Young Investigators: Amjad Askary, PhD (University of California, Los Angeles)

Description:

  • Metastatic castration-resistant prostate cancer (mCRPC) is a lethal disease. Prostate cancers most often spread to the lymph nodes and to the bones, but the liver is an important site of metastasis associated with the worst median overall survival of any metastatic site. Despite this profound clinical implication, the mechanisms that promote metastasis to and growth of mCRPC in the liver are poorly understood. 
  • Dr. Andrew Goldstein and team hypothesize that as an organ regulating body metabolism, the liver either selects or enriches for metastatic prostate cancer cells with unique metabolic properties, and that these unique properties can be therapeutically targeted. In preliminary studies, the team has identified NRF2-driven antioxidant/glutathione metabolism and NADPH synthesis as one of these unique metabolic properties. 
  • In this project, the team will identify metabolic and gene expression signatures from diverse models of liver-metastatic human CRPC, and compare tumors from various metastatic sites, across the disease landscape from diagnosis to advanced disease, and across racially diverse patients. 
  • These metabolic signatures will be assessed to identify potentially targetable pathways. 
  • The team will also metabolically profile liver tissues from mouse models and humans, with and without androgen deprivation, to gain further insight into the unique liver environment and changes associated with androgen withdrawal. 
  • Factors that regulate liver mCRPC metabolism will be investigated, with a focus on NRF2, NADPH synthesis and antioxidant/glutathione metabolism. 
  • Finally, the team will investigate innovative therapeutic approaches to target glutathione/antioxidant metabolism in liver mCRPC. 
  • If successful, this project will generate a valuable resource of metabolomic profiling in distinct metastatic prostate cancer sites, define metabolic pathways and mechanisms, and determine whether targeting the metabolism of liver mCRPC has potential to overcome resistance to AR pathway inhibition and reduce prostate cancer mortality.

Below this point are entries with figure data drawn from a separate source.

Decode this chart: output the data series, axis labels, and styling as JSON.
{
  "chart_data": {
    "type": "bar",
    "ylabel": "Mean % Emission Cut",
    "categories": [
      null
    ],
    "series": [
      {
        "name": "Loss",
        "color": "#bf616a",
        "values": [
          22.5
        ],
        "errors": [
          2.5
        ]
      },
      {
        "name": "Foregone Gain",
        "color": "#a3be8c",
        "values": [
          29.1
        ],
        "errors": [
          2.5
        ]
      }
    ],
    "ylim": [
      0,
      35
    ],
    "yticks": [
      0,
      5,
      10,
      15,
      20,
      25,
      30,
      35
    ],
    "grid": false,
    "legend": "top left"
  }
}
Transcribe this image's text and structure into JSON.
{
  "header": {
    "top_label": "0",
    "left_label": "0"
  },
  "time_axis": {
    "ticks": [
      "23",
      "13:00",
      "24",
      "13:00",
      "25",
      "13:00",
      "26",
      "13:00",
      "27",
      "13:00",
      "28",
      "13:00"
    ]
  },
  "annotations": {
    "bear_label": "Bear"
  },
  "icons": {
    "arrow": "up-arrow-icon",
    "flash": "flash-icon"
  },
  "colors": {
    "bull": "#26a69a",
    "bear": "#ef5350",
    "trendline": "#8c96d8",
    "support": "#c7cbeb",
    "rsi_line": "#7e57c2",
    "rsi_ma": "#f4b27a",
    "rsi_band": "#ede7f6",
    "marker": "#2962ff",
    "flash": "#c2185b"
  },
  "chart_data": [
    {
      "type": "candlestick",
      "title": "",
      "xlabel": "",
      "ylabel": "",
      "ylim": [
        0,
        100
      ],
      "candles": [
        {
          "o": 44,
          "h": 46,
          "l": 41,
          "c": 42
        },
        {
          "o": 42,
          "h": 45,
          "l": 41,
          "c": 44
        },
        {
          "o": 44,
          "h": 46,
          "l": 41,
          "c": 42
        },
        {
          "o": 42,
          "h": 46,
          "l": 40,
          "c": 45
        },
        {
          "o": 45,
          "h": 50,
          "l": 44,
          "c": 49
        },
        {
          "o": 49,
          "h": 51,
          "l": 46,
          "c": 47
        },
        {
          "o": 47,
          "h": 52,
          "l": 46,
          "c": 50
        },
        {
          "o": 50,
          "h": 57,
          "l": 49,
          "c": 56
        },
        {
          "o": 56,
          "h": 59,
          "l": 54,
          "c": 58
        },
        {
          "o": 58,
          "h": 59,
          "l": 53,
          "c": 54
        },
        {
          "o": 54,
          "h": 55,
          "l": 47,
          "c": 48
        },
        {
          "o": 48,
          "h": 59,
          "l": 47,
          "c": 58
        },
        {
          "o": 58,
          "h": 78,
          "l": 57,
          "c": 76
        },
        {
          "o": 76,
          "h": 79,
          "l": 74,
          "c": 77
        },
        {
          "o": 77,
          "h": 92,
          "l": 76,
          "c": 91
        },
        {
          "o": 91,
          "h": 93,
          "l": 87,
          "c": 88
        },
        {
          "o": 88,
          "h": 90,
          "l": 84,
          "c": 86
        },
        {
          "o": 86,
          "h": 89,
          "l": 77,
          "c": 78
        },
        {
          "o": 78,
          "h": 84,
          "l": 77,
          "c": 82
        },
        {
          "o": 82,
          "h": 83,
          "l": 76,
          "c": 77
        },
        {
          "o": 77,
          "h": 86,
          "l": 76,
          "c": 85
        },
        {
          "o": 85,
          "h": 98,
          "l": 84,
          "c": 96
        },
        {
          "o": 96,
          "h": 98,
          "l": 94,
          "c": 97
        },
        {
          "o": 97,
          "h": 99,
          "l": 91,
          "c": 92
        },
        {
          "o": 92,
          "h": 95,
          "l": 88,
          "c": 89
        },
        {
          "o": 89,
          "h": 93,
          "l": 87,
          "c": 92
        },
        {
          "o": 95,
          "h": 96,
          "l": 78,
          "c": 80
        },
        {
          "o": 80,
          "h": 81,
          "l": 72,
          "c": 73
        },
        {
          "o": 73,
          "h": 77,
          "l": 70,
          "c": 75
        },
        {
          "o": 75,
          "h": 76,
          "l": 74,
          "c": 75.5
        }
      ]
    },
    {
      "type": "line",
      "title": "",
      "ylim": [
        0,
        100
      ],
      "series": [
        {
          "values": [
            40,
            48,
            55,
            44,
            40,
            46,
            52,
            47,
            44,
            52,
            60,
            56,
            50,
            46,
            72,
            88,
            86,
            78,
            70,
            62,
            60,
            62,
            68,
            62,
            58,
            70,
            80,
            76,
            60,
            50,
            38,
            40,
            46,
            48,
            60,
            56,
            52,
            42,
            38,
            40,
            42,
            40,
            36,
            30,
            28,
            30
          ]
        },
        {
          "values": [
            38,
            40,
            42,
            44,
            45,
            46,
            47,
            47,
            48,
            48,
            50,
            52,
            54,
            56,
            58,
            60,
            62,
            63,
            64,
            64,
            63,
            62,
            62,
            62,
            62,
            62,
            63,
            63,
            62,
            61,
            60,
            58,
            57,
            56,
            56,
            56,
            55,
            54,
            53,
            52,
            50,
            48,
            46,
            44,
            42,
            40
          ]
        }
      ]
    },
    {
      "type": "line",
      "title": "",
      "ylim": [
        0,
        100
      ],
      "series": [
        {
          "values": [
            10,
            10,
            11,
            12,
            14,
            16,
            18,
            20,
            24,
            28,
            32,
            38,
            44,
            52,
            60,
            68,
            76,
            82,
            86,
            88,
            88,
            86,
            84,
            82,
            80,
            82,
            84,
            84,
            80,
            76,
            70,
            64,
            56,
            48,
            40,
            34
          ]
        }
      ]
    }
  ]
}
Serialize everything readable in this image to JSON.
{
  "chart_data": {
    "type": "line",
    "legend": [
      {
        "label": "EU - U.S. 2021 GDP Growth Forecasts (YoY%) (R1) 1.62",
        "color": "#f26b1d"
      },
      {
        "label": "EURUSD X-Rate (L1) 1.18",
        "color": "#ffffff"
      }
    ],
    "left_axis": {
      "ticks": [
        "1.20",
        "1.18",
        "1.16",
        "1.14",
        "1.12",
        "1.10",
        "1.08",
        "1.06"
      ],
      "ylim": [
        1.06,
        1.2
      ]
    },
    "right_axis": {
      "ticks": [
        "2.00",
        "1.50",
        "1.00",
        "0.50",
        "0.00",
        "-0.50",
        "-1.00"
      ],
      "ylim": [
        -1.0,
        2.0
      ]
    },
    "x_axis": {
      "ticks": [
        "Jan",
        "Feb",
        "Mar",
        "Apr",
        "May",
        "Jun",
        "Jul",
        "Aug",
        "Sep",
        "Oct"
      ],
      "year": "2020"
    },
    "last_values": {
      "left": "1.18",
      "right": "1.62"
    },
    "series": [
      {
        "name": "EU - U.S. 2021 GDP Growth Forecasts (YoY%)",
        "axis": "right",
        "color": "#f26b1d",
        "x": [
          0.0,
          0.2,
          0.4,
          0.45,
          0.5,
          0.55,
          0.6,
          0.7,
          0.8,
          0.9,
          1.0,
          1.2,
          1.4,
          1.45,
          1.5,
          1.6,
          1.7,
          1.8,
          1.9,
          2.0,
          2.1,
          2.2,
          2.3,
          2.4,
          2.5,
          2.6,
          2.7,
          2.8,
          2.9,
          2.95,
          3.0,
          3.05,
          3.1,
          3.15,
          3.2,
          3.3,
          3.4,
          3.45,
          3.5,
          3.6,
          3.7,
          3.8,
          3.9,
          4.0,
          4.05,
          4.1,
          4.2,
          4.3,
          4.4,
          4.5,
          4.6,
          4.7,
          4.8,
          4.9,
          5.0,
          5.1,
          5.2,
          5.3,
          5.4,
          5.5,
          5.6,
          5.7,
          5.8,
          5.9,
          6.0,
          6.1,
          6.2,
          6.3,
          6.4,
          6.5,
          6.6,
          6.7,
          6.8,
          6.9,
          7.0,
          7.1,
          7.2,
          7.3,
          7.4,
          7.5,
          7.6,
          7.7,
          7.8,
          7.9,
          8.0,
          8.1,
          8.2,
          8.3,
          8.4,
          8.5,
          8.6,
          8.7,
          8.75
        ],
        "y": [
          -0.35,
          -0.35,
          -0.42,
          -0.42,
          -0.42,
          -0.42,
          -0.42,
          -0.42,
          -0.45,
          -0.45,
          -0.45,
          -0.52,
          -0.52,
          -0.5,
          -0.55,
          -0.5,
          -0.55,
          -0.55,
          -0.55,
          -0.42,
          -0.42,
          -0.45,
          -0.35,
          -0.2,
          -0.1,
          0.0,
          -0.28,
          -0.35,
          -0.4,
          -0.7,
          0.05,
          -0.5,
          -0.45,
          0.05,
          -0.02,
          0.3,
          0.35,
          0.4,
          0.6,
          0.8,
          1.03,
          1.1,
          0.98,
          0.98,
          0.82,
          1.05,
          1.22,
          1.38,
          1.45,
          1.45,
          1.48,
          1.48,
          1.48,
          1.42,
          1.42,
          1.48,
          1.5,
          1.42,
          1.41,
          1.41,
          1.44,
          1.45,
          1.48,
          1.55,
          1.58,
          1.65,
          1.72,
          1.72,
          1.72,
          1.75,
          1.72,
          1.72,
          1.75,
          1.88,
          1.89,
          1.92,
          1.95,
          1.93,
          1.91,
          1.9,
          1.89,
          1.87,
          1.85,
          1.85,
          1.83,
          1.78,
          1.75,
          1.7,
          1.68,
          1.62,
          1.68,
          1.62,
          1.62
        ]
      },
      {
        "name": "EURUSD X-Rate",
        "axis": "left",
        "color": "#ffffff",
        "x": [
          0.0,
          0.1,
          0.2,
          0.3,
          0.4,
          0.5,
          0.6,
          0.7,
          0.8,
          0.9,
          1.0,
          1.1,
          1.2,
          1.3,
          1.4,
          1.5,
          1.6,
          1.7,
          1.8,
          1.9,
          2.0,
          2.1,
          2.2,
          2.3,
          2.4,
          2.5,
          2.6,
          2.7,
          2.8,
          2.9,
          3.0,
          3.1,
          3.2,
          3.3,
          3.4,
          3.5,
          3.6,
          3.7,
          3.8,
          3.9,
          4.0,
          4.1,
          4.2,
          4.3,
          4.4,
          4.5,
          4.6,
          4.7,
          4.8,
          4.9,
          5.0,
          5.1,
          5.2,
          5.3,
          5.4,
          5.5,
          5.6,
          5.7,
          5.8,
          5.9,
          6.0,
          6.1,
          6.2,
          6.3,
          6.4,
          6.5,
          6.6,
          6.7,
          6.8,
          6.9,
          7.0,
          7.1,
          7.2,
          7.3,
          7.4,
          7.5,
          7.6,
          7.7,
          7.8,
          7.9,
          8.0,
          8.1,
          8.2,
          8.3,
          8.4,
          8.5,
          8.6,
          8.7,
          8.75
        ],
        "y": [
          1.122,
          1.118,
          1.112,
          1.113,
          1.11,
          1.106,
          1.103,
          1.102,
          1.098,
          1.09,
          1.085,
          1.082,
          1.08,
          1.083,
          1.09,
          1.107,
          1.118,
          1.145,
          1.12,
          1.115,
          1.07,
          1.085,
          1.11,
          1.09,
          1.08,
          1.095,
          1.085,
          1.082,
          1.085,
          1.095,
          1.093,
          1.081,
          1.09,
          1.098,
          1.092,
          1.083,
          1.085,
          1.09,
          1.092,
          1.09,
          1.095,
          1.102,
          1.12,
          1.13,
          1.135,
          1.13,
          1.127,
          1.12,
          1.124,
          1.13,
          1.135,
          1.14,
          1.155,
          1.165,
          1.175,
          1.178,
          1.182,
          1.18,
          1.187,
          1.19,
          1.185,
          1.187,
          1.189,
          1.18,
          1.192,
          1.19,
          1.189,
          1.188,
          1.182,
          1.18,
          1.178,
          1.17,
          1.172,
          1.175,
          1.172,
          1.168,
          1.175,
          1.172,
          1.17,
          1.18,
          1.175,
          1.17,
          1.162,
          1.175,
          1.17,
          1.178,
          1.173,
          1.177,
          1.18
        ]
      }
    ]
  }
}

What this means to patients: The liver is one of the most lethal sites of prostate cancer metastasis, and research is needed to understand why and how to prevent or treat patients with liver-metastatic disease. Dr. Goldstein and team will define unique metabolic properties of prostate cancer liver metastases and identify novel therapeutic strategies to target these. This will result in greater understanding of prostate cancer biology and metabolism and lead to new treatment strategies to prevent the most rapidly lethal forms of this disease.